Her office got a loan from the Commerce Department under the Paycheck Protection Program, a key component of the government’s pandemic relief effort, which allowed her to keep her small staff fully employed throughout.

Things have slowed “with an uncertain economic outlook,” she added, saying “people seem more cautious than normal” and “everyone is thinking twice before buying.” But she remains optimistic.

Once again, the biggest uncertainties may come from abroad.

In 2022, just as global supply chain disruptions were easing, the Russian invasion of Ukraine caused oil and a wide range of food and energy commodities to soar, sometimes doubling or more in price, driving further inflation.

Last year largely provided a lull in new disruptions. But conflagrations in the Middle East have broadened since fall, threatening key international trade routes. Maersk, the goliath company in international shipping, has announced that for the foreseeable future it will keep container ships away from the Red Sea, where drone and missile attacks against merchant ships have picked up in recent weeks.

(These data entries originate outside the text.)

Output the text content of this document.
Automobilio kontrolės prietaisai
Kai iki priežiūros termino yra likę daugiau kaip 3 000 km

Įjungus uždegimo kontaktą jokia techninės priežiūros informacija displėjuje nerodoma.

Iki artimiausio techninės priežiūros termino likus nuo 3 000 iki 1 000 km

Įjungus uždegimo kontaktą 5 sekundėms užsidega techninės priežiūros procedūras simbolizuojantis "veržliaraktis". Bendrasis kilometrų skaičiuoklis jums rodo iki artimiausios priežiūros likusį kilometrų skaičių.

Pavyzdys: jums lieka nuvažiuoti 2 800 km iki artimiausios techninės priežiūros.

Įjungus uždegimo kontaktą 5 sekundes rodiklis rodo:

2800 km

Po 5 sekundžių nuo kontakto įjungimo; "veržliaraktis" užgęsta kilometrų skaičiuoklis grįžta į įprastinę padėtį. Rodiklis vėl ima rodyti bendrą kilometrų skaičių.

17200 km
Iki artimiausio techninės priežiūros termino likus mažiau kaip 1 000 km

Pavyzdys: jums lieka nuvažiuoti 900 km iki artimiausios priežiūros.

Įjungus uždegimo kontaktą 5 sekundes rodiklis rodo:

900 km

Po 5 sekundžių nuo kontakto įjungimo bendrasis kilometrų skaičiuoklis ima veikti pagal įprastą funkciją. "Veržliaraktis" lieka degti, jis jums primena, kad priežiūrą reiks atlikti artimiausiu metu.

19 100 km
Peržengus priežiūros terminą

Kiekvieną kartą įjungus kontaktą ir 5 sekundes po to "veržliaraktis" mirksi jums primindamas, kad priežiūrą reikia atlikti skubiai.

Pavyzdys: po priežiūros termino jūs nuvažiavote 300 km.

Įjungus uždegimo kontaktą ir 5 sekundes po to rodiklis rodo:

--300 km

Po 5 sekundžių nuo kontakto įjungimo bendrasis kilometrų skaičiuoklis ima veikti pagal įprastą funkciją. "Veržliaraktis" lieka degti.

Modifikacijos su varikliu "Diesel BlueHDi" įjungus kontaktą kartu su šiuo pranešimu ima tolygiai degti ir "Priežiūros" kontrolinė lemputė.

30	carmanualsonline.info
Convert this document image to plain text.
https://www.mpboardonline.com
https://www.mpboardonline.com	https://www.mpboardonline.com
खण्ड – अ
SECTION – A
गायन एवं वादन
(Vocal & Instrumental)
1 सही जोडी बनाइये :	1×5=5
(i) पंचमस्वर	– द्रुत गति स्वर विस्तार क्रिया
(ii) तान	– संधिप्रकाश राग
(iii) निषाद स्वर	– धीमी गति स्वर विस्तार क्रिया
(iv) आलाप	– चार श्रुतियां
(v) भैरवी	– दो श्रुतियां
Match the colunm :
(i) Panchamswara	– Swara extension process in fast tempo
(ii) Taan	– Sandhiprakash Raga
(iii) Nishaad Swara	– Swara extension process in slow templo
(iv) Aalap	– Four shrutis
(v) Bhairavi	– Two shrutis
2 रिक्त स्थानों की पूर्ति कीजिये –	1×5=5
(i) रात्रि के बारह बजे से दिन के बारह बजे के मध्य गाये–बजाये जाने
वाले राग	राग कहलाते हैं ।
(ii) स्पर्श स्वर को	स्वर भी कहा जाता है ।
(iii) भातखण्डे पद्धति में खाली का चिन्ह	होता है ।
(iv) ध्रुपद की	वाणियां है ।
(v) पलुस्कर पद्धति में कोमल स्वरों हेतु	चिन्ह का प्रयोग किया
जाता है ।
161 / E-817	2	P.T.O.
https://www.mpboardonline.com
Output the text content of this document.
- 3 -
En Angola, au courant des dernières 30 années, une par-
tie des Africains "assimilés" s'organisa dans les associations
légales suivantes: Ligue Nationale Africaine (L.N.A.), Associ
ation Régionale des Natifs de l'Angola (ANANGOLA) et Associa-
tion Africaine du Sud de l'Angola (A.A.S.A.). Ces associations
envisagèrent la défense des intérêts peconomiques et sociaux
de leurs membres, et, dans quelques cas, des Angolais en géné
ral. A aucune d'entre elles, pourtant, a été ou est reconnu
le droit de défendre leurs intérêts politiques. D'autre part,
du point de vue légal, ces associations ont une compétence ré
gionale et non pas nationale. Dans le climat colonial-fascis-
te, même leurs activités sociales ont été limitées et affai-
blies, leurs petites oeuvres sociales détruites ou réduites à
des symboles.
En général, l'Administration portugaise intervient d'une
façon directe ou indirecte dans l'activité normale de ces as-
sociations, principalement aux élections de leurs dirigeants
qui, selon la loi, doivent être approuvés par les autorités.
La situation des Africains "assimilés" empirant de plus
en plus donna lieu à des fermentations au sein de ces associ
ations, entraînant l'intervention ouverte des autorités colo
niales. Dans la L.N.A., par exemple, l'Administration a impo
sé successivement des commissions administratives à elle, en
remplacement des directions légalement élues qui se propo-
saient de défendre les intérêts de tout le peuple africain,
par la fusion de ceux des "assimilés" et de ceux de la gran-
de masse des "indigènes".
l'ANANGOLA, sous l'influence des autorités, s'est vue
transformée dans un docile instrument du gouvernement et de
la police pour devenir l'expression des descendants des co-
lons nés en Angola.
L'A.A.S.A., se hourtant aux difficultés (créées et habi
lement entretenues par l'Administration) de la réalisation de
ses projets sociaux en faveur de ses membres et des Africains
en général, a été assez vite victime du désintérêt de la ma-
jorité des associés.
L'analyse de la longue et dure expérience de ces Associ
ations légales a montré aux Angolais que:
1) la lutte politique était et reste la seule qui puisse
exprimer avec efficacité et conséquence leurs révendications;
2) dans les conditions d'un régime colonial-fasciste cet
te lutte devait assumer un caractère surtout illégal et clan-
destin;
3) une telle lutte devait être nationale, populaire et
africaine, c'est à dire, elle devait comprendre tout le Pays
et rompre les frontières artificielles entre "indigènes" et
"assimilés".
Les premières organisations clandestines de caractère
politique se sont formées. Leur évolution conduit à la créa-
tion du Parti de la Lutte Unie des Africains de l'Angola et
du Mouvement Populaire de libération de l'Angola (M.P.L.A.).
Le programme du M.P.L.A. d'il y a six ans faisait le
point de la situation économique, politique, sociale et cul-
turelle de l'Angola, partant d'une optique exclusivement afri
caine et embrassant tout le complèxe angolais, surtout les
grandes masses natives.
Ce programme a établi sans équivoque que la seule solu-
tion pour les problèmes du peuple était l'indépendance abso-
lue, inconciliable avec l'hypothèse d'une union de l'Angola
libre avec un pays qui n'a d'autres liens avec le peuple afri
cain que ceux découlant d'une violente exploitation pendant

As a result, the cost to ship goods from Asia to northern Europe has surged by roughly 170 percent since December, according to analysts at Bloomberg who track global trade. Oil and gas prices, which have eased substantially since the early stages of the war in Ukraine, have been mostly unaffected by the latest turmoil, but more prolonged disruptions could be felt by American consumers in the form of higher prices for energy and goods.

Kathy Bostjancic, chief economist at the insurance giant Nationwide, projects that the economy will experience at least a moderate recession this year, with unemployment rising to 5 percent.

But analysts on the optimistic side of the domestic economic debate are largely sticking to their view.

Joseph Brusuelas, the chief economist at RSM, a consulting firm, expects that inflation will continue to ease, “which will bolster domestic household balance sheets and boost consumption in the year ahead.”

Art Papas, the chief executive of Bullhorn, a software provider for staffing and recruitment agencies, says “there is a lot of pent-up demand” among his customers — midsize and large companies — as they anxiously wait for a green light on further hiring and investment.

“It feels like we’re in this weird state of balance,” he said, “which I’ve never seen before.”

Santul Nerkar contributed reporting.